Use of unsigned int in different cases? [duplicate]

Question

I want to ask what is the difference between these two cases ?

Case1:

unsigned int i;
for(i=10;i>=0;i--)
printf("%d",i);

It will result in an infinite loop!

Case2:

unsigned int a=-5;
printf("%d",a);

It will print -5 on the screen.

Now the reason for case 1 is that i is declared as unsigned int so it can not take negative values,hence will always be greater than 0.

But in case 2, if a cannot take negative values, why -5 is being printed???

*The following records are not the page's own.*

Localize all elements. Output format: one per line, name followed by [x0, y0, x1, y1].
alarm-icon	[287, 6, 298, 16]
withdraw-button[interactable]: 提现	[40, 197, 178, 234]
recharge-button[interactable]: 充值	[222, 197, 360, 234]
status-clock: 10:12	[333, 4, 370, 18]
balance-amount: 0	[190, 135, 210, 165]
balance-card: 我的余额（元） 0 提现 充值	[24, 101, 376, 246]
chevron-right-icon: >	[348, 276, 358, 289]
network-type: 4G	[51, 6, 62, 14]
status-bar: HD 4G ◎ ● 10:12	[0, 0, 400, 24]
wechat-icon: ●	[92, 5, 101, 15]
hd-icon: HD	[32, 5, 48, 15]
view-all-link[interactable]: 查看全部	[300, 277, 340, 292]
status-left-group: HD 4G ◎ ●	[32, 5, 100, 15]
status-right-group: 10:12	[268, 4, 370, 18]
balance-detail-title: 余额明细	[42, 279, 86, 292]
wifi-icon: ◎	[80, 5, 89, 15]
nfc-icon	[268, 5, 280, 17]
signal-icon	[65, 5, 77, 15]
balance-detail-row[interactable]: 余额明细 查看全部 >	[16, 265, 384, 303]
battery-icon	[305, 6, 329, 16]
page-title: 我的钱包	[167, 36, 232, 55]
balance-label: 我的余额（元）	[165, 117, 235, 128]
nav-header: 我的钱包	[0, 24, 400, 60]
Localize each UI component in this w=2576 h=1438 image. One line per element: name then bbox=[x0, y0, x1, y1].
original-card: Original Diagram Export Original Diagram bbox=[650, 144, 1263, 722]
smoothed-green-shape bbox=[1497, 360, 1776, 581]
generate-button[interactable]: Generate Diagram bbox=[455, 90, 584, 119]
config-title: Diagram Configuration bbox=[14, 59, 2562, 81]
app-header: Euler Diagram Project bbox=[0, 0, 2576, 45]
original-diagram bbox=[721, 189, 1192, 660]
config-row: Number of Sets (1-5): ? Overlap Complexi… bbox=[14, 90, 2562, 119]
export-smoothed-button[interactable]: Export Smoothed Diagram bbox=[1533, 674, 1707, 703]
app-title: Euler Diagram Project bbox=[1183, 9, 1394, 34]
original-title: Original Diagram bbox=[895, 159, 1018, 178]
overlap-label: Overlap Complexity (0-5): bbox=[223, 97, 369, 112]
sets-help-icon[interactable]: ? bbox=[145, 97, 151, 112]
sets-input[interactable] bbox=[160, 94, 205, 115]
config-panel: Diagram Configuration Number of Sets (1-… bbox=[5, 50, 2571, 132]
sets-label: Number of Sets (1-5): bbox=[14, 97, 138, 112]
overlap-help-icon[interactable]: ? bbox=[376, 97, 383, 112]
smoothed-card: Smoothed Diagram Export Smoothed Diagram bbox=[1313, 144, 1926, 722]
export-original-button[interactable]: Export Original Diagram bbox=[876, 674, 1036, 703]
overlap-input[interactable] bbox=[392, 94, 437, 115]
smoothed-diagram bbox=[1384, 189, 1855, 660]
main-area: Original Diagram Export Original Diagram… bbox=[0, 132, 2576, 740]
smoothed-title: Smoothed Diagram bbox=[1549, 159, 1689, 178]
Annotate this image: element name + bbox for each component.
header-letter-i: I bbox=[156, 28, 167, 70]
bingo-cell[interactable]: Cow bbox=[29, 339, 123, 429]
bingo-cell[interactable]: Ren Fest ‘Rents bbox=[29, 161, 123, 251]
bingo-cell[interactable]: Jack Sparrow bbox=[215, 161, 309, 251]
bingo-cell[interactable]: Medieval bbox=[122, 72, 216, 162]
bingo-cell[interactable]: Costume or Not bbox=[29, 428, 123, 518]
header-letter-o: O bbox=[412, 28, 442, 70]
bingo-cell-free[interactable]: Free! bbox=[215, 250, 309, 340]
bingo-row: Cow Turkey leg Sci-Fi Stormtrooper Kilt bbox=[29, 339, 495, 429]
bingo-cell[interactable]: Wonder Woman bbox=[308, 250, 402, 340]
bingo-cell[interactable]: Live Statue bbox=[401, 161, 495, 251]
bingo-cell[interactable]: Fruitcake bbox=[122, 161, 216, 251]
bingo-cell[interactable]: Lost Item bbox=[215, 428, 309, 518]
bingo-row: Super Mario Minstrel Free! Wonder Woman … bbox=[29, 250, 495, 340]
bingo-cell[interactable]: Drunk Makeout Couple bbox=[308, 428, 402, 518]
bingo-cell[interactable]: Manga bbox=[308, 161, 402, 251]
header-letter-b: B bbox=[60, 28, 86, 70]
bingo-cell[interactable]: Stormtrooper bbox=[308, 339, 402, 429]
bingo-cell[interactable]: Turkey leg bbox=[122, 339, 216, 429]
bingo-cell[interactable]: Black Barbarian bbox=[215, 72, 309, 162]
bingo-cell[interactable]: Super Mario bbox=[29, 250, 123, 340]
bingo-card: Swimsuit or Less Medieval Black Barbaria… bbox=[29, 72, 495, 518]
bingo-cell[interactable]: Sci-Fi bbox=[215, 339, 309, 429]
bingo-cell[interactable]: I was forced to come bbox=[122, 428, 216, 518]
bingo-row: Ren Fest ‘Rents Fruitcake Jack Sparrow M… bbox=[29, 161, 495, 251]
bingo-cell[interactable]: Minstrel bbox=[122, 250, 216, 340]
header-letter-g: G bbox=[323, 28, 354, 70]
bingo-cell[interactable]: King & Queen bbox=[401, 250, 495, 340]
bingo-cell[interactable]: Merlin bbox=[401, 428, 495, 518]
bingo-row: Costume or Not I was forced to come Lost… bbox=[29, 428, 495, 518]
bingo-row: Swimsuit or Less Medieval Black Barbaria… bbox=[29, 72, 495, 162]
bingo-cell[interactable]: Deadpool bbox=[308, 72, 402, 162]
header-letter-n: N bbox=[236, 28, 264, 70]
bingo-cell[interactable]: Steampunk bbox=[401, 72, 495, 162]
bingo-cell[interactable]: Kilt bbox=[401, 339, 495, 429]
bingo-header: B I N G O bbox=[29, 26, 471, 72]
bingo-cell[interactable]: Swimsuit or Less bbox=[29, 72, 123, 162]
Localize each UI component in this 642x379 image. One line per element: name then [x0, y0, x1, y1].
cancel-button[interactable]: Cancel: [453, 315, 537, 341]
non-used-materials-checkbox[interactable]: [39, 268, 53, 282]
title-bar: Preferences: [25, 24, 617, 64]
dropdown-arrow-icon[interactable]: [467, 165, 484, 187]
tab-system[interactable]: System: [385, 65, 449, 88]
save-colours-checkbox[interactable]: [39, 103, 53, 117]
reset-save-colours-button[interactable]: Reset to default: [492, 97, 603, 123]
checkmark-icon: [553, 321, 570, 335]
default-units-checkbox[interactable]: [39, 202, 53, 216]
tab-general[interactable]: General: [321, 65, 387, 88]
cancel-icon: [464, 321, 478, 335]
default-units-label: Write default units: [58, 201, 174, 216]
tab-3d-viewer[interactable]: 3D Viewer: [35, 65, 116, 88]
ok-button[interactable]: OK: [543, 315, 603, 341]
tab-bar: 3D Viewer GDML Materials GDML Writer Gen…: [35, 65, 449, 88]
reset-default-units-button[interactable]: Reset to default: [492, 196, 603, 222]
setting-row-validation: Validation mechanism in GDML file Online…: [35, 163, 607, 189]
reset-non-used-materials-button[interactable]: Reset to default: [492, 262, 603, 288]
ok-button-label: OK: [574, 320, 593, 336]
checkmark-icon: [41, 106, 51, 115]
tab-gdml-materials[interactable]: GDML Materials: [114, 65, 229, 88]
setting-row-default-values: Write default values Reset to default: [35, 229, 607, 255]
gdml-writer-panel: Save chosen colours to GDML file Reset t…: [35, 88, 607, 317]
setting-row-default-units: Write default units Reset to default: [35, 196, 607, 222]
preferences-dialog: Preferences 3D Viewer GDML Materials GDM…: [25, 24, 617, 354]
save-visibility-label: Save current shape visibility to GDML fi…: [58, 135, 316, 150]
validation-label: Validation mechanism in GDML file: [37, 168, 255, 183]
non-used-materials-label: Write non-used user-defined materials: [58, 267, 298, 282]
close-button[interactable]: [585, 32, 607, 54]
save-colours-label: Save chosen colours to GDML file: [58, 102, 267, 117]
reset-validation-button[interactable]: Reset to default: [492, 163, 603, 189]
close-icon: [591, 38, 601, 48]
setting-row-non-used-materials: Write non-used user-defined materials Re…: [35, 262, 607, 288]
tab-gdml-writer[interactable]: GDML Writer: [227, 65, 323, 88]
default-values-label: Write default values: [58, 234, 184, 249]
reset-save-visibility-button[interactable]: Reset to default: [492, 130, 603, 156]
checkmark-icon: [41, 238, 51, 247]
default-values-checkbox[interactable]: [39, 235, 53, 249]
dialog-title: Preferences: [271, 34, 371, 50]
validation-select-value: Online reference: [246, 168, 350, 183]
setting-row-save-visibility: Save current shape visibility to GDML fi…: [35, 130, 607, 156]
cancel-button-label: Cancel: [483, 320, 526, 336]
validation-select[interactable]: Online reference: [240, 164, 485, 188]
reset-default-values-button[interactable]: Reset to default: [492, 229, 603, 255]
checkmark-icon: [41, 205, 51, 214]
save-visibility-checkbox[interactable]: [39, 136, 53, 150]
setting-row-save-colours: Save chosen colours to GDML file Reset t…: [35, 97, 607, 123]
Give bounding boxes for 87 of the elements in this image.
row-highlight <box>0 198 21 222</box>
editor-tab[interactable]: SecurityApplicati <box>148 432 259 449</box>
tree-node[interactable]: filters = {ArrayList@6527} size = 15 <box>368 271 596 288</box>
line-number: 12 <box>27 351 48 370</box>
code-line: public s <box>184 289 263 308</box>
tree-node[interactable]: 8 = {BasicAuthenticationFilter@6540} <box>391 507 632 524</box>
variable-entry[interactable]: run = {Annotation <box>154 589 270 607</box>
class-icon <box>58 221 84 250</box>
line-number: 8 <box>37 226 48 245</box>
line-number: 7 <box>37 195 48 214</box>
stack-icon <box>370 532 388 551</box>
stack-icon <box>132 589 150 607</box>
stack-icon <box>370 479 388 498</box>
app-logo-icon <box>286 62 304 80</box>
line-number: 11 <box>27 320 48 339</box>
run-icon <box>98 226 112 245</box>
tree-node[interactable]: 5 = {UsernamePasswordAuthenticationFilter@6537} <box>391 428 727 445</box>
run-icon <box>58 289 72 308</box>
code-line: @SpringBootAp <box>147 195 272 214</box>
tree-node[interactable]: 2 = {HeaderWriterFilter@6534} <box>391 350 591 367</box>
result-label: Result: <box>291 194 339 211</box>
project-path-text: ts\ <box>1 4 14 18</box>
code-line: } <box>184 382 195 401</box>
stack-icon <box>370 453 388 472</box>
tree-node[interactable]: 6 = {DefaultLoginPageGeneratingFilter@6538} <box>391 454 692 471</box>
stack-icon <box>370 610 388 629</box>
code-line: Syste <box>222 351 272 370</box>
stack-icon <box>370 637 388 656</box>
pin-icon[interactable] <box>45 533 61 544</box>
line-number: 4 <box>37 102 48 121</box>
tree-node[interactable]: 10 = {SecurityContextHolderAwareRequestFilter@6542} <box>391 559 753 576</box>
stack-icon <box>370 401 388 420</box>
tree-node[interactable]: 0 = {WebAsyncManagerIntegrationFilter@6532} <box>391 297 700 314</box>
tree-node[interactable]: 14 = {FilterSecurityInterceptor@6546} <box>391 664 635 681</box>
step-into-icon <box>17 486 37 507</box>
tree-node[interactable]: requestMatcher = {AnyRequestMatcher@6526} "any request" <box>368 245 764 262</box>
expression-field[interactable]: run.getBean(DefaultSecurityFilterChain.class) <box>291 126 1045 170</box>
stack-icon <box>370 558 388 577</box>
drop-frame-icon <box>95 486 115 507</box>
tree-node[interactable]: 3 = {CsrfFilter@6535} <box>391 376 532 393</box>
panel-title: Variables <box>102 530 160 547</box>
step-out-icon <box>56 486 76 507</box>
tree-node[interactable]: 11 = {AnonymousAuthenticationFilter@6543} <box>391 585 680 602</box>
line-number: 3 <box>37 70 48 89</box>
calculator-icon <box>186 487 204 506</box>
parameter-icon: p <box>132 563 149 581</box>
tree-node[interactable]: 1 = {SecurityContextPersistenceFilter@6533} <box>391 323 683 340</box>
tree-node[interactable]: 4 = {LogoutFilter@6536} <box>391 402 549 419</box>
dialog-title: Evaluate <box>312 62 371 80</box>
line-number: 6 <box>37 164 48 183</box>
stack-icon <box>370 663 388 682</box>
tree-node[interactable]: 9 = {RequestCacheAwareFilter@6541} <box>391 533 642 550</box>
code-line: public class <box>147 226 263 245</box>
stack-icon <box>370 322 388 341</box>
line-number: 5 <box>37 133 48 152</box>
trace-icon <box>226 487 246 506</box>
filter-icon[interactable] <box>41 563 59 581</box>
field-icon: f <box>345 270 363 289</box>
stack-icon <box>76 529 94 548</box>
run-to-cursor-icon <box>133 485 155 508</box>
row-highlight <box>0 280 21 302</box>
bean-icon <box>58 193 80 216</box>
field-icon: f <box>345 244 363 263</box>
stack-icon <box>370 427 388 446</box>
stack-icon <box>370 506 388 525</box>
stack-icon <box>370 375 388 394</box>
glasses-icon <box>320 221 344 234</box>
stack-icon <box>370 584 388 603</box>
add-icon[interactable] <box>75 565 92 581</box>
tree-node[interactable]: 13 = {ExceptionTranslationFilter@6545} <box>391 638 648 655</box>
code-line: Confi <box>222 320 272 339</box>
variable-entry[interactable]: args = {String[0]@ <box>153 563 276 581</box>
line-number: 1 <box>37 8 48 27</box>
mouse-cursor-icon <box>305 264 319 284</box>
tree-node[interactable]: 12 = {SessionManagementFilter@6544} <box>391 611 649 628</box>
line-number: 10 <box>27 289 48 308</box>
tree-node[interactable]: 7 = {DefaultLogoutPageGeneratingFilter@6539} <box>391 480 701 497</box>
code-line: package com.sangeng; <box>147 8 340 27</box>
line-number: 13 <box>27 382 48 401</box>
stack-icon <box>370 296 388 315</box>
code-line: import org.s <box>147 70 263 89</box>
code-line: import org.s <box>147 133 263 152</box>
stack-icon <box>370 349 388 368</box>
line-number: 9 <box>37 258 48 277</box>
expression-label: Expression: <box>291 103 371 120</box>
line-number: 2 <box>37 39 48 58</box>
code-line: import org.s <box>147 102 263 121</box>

What is the difference between these two cases?

Answer 1

The difference is that you are printing a as a signed integer.

printf("%d",a);

so while a may be unsigned, then the %d is asking to print the binary value as a signed value. If you want to print it as a unsigned value, then use

printf("%u",a);

Most compilers will warn you about incompatible use of of parameters to printf -- so you could probably catch this by looking at all the warnings and fix it.

Answer 2

When a -ve value is assigned to an unsigned variable, it can't hold that value and that value is added to UINT_MAX and finally you get a positive value.
Note that using wrong specifier to print a data type invokes undefined behavior.
See C11: 7.21.6 p(6):

If a conversion specification is invalid, the behavior is undefined.²⁸²⁾

unsigned int a=-5;
printf("%u",a);  // use %u to print unsigned

will print the value of UINT_MAX - 5.